In 2023, I graduated from high school and was on a plane to Barcelona a week later. With less than two grand earned working odd jobs paid under the table, I walked the Camino de Santiago across Spain — a little over a month, a little under 450 miles.
A few weeks in, a Ukrainian man walked up and regaled me with a breathless chronicle of sordid love lost, a Barcelona woman and a night spent sleeping in a ditch, all before offering to roll me a cigarette and asking me my name.
His name was Alex, he lived in Poland, walked 20 miles a day dressed like a 2010 hipster and became my friend. I asked him what it was like being a Ukrainian immigrant bumming around Europe with the war ranging back in his home country. How did people treat him?
“You know, my dear,” Alex said, “I ate my breakfast across from two Russian pilgrims this morning. I’d rather people pity me for my home country, rather than be those people. But I have no problems with them, because we are all on the road.”
I wrote in my journal that night that if there were Ruskies bold enough to dine with a Ukrainian, and a Ukrainian bold enough to be cool with them, then “an American like me has no right to worry.”
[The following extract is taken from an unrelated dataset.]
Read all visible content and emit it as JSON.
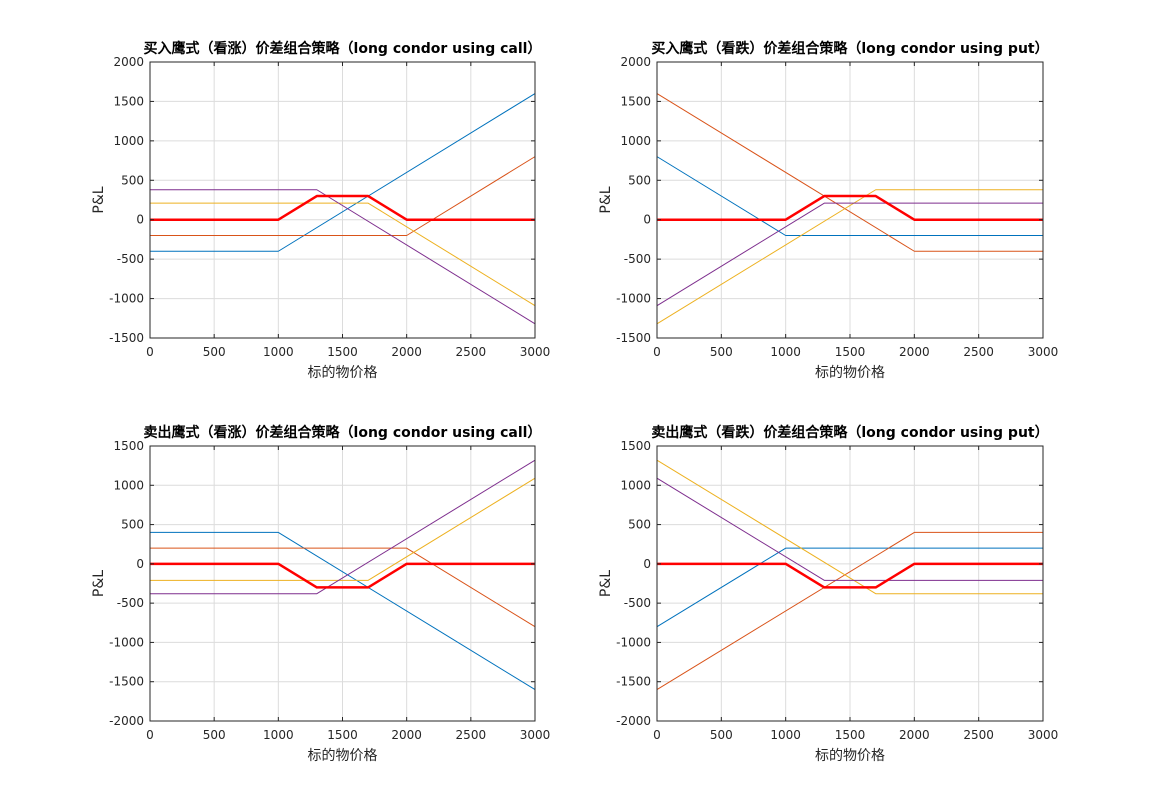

So now, watching the tariffs come and go, I still keep an eye on flights, count my pennies and scheme about finding time off. Steinbeck’s “ancient shudder, the dry mouth and vacant eye, the hot palms and the churn of stomach high up under the rib cage” comes upon me. I don’t know when I’ll get the cash or the time, but I will travel — and I will meet the best sorts of people, despite being an American Tourist.